SLEMAN, SM Network – Kasus dugaan penyalahgunan bansos Covid-19 untuk kepentingan Pilkada di Sleman telah dilaporkan ke Bawaslu setempat, dan KPK RI. Tindak lanjut atas laporan itu, Selasa (8/12), tim pemenangan Danang Wicaksana Sulistya-Agus Choliq (DWS-ACH) mendatangi Mapolres Sleman untuk menyampaikan permohonan perlindungan saksi.

“Kami meminta kepolisian memberikan perlindungan kepada para saksi. Kami khawatir ada tindak kekerasan terhadap saksi yang sudah diajukan ke Bawaslu,” ungkap juru bicara tim sukses DWS-ACH, Kari Tri Aji.

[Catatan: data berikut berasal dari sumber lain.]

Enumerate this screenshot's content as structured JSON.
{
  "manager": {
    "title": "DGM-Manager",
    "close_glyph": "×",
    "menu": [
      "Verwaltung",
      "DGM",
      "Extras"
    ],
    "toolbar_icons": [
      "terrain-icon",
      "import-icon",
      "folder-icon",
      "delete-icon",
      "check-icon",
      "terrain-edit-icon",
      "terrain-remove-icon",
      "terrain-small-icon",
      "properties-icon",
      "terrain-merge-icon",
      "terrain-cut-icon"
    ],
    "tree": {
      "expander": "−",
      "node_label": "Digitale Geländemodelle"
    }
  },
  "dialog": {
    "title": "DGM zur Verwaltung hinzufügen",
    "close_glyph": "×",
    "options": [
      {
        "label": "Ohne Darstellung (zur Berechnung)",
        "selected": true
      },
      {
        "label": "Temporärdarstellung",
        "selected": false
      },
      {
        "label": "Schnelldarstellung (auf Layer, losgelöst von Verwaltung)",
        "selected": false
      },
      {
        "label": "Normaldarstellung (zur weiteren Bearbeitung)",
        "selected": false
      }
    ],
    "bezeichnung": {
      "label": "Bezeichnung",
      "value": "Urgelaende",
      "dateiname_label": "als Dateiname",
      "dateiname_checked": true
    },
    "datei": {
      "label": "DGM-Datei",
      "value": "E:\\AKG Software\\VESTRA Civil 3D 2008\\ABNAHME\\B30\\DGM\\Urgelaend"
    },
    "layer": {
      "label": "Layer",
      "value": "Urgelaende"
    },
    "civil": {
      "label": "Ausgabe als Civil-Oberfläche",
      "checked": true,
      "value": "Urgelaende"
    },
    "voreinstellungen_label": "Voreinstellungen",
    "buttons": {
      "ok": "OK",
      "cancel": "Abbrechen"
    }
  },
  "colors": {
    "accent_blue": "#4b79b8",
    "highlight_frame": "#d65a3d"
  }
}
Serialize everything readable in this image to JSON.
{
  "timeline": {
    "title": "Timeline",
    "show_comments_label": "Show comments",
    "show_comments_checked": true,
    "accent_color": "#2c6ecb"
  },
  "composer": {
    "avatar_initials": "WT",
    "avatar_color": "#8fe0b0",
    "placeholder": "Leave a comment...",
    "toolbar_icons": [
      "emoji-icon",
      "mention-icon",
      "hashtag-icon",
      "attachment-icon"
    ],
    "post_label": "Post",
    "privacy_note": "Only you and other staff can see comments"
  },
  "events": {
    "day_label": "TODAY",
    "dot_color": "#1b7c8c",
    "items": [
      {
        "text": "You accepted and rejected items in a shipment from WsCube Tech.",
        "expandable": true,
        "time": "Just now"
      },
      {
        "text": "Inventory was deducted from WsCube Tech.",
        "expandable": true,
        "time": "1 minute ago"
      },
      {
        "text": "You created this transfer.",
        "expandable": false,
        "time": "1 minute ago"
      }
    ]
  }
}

Saat melapor ke Bawaslu sehari sebelumnya, tim mengajukan dua nama sebagai saksi. Mereka adalah warga sekitar tempat kejadian di Dusun Nyamplung, Kalurahan Balecatur, Kapanewon Gamping. “Saat lapor kemarin, Bawaslu minta saksi sebanyak-banyaknya. Kami sanggup saja asal saksi dilindungi,” tukasnya.

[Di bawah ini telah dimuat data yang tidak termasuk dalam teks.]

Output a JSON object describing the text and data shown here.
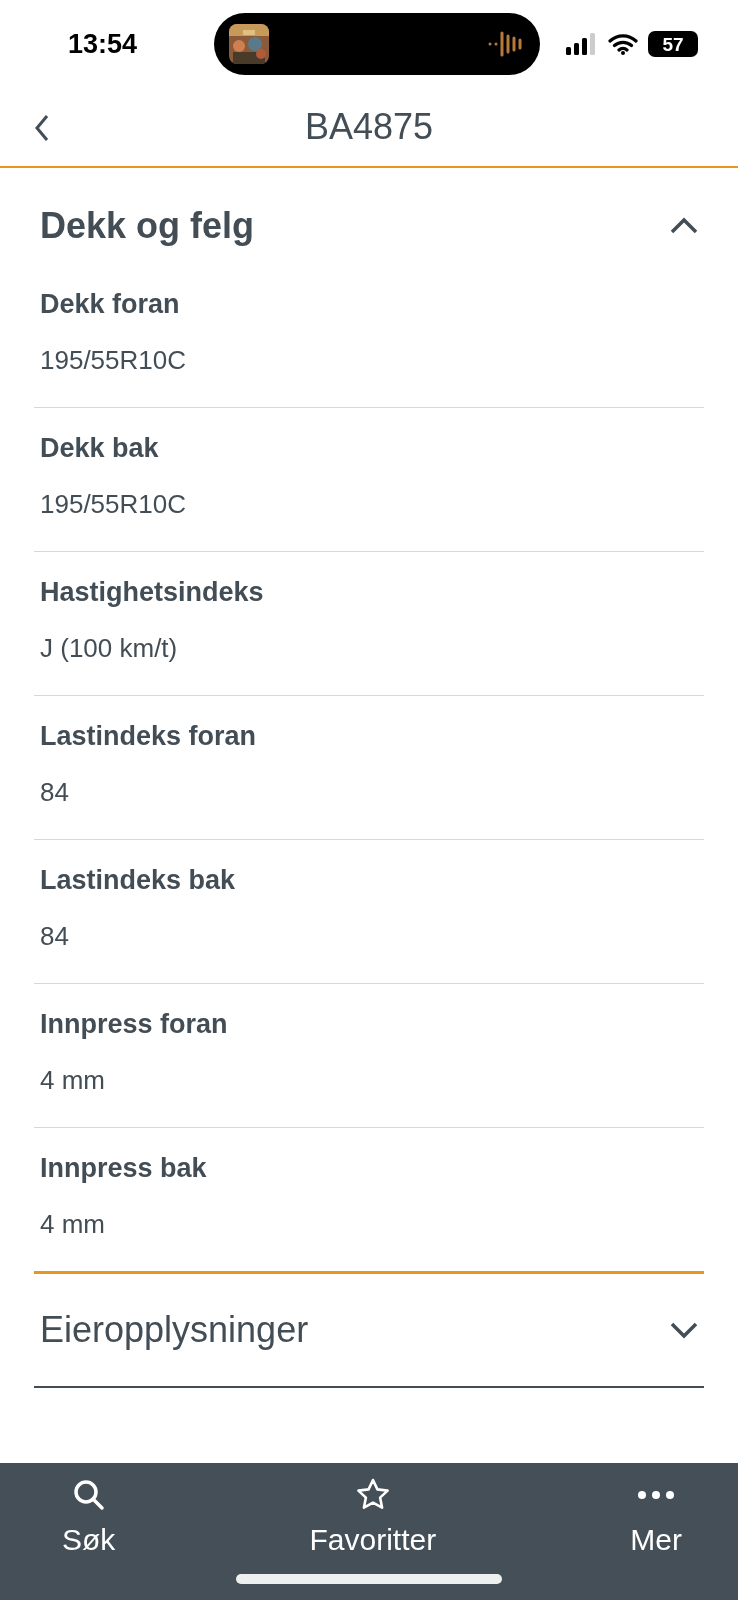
{
  "status_bar": {
    "time": "13:54",
    "battery": "57"
  },
  "header": {
    "title": "BA4875"
  },
  "sections": [
    {
      "title": "Dekk og felg",
      "expanded": true,
      "fields": [
        {
          "label": "Dekk foran",
          "value": "195/55R10C"
        },
        {
          "label": "Dekk bak",
          "value": "195/55R10C"
        },
        {
          "label": "Hastighetsindeks",
          "value": "J (100  km/t)"
        },
        {
          "label": "Lastindeks foran",
          "value": "84"
        },
        {
          "label": "Lastindeks bak",
          "value": "84"
        },
        {
          "label": "Innpress foran",
          "value": "4 mm"
        },
        {
          "label": "Innpress bak",
          "value": "4 mm"
        }
      ]
    },
    {
      "title": "Eieropplysninger",
      "expanded": false
    }
  ],
  "tab_bar": [
    {
      "kind": "search",
      "label": "Søk"
    },
    {
      "kind": "favorites",
      "label": "Favoritter"
    },
    {
      "kind": "more",
      "label": "Mer"
    }
  ]
}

Pihak intern tim sendiri telah melakukan upaya perlindungan, dengan menempatkan orang untuk mengawasi lingkungan sekitar tempat tinggal saksi. Namun diharapkan tetap ada perlindungan dari aparat resmi negara supaya keamanan saksi terjamin.

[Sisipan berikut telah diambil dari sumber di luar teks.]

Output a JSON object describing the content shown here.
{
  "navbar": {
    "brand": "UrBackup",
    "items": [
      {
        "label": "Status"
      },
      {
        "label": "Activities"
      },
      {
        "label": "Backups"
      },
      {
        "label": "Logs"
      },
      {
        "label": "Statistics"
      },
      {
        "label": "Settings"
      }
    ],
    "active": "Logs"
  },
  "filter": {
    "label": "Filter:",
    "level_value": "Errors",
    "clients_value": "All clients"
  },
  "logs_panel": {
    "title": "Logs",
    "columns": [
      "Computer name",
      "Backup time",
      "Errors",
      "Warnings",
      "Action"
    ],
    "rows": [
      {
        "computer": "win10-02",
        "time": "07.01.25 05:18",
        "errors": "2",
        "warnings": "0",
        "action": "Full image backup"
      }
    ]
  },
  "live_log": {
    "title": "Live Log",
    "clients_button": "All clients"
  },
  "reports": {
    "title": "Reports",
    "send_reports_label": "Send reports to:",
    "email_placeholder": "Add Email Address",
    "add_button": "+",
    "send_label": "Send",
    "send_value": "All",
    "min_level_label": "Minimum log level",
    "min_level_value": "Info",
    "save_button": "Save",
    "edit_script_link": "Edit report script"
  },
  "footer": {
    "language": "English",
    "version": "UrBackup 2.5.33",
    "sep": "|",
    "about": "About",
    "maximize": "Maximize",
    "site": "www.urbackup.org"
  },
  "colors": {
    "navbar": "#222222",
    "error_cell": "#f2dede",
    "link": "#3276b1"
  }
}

Terpisah, anggota Bawaslu Sleman Arjuna Al Ichsan Siregar menjelaskan dalam hal perlindungan saksi, pihaknya menerapkan kerahasiaan identitas. “Kami tidak akan mempublikasi identitas saksi maupun pelapor,” tandasnya.
Sesuai aturan, jumlah saksi minimal dua orang. Sebab jika hanya satu orang yang diajukan menjadi saksi, belum bisa dianggap sebagai sebuah keterangan. Karena itu harus ada penguatnya.